I don't know if Dick was influenced by Heidegger (who is quite an hard philosopher to understand at the best of times), but I can say that he was influenced by the following philosophers, sometimes refered to via their work, sometimes by name:
Heraclitus
Plato (and probably Aristotle)
Bishop George Berkeley et al (eg. Locke, Descartes, Leibniz, Spinoza)
David Hume
Immanuel Kant
Medieval Scholastic philosophers (?)
Existential philosophers (?)
The key figures there, at least in terms of the exegesis, are Berkeley and Heraclitus.
However, I'm not sure that he really he ever read much C19th or C20th century philosophy...
On the subject of time, re: comment 3 in the exegesis, there are a few different ways to intepret the nature of time.
On the one hand, time can be the psychological observation of change from the point of view of an individual. ie. Time consists of things like now, later, yesterday - words used to describe one's relationship or place within a (spatial) causal chain of events. So space is objective and independent from the observer, while the passing of time is based on the observer's observations of their movements and interactions with that space. In other words, I can say that time has passed since I have moved from space A to space B in one movement (or causal chain).
On the other hand, time could be a real element of the world exsting outside of the observer, a dimension through which we travel. ie. Time consists of things like 1947, this monday, July 2003 - words used to describe places on an objective timeline, through which everyone is travelling. So each individual measures their movements through space against the objective timeline. In other words, I can say that I have moved from space A to space B because I was in A at time X and B at time Y.
Does this make sense so far?
In philosophy there is a general convention where one of these timelines is called Timeline A and one is called Timeline B, but I'm fucked if I can remember which way round it goes.
On a third hand, time could be a combination of both of the above ideas.

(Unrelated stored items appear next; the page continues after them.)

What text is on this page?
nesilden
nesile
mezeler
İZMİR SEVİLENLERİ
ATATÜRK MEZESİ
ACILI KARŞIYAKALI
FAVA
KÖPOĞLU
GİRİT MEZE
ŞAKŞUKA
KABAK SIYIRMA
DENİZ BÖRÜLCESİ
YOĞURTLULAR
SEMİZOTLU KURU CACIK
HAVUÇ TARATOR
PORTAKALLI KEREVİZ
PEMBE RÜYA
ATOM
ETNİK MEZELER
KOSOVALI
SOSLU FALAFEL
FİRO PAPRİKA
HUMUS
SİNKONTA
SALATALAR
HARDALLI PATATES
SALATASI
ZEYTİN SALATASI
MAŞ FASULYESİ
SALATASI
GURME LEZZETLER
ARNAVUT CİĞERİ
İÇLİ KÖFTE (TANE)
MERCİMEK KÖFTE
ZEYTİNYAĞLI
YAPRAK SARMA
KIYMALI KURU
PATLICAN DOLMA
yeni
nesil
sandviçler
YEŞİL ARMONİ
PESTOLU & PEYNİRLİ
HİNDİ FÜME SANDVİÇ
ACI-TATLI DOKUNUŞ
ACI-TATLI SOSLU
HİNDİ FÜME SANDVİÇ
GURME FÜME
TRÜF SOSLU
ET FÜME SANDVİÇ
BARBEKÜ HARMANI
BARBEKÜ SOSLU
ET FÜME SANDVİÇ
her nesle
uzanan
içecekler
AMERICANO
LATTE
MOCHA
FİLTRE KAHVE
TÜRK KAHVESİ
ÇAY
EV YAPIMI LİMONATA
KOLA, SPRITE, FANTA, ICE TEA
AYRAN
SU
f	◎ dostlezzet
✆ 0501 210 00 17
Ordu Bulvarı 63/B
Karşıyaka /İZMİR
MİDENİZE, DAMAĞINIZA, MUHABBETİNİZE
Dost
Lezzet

On a fourth hand (assuming a second person's worth of hands), time could be something different entirely. For example, time could be something to do with one's movements across possibilities, or possible worlds, rather than movements through the spatial dimensions in this world. Or time could be a property of God's observation of the world (assuming a Berkeley-esque god), a god-dependent dimension that somehow defines our relationships with each other (in a Berkeley-esque world consisting of ideas rather than matter)...
All of which reminds me of Donnie Darko. In that film [SPOILER ALERT!], Donnie and friends are apparently moving through a seperate timeline to the main timeline- God's timeline in fact. In the exegesis, time ceases at some point and only continues when God returns. In other words, in the exegesis the real timeline is God's timeline, and when God's focus is not on the world the timeline is less real.
Can any of my ramblings be assembled into some sort of sense?